Many in the Crypto Twitter community were expecting a long consolidation period after BTC dropped by almost 85 percent from all-time highs of $20,000. That’s why some of those who were able to catch the bottom at $3,100 took heavy profits at $6,000, thinking that the market will respect the former resistance. Imagine the look on their faces when the leading crypto token sliced through $6,000 like a hot knife through butter.
Where did these expectations come from?
Simple: many of those who stuck during the 2018 bear market referred to the 2015 crypto winter to look for signs of reversal. In reality, however, bitcoin is behaving like the bull market of 2012. One respected analyst was quick to point out the difference.
Rounding Bottom Versus Double Bottom Reversal
On June 24, a pseudonymous account on Twitter named the Crypto Dog, who has amassed 147,000 followers, posted a chart that shows how bitcoin closely resembles the 2012 bull run. It also highlights how the current trend reversal is quite different from the 2015 consolidation. In the tweet, the analyst wrote, “Bitcoin is acting a whole lot more like 2012 than 2015.”
The two key technical differences between the 2012 and the 2015 crypto winters are the patterns and the timeline.
Before bulls launched a parabolic run in 2012, bitcoin had to reverse its trend through a rounding bottom pattern. It took the cryptocurrency over seven months to complete the entire process.
On the other hand, the 2015 downturn needed a double bottom structure to break out of a long bear market. Double bottom patterns take time to build because the asset has to touch the support and resistance levels twice to paint the structure. This is why it took bitcoin around 10 months to complete the reversal.
Strap on Your Seatbelts if Crypto Dog Is Correct
If the analyst is correct that bitcoin is mirroring the 2012 uptrend, expect a ridiculously wild and profitable bull season.
A quick look at the monthly chart shows that in 2015, the king of cryptocurrencies rose from lows of $152.40 in January of that year to highs of $19,666 in December 2017. That’s an increase of over 12,804 percent in less than three years. Although the rise looks impressive, this is but a fraction of what bitcoin gained during the 2012 bull run.

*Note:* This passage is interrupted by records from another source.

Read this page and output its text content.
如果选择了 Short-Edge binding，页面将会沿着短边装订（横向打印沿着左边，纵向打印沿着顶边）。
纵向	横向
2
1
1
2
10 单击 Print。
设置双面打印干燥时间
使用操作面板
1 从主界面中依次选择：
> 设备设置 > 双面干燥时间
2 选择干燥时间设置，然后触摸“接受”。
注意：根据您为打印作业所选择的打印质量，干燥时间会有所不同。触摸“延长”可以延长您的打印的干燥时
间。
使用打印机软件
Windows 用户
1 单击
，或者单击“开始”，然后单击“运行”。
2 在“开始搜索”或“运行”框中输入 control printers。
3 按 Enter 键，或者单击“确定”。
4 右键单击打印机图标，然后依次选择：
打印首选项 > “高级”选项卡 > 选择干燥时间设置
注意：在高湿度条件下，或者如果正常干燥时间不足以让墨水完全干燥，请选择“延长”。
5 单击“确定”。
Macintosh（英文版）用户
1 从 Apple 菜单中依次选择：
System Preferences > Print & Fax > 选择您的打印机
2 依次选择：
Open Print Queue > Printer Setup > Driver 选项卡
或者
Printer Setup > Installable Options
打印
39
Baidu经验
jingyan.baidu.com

In October 2011, the crypto token recorded lows of $2.22 and after that, it skyrocketed to highs of $1,163 in November 2013. That was an astronomical ascent of over 52,287 percent in about two years.
One of John McAfee’s latest tweets seems to support the trader’s bias. He wrote, “My only real talent is math and it is a mathematical certainty that the growth you are seeing is a yawn compared to what’s coming.”
You think this is exploseve growth? LMFAO! Just wait. My only only real talent is math, and it is a mathematical certainty that the growth you are seeing is a yawn compared to what’s coming.
Crypto Dog’s comparison of the recent bitcoin run to the 2012 bull market is an astute observation at the very least. Nevertheless, if the cryptocurrency continues to behave like its 2012, then John McAfee might be correct. An increase of over 50,000 percent from the $3,100 bottom will likely put bitcoin around $1.56 million. Strap on your seatbelts if the first cryptocurrency gets even remotely close to that number.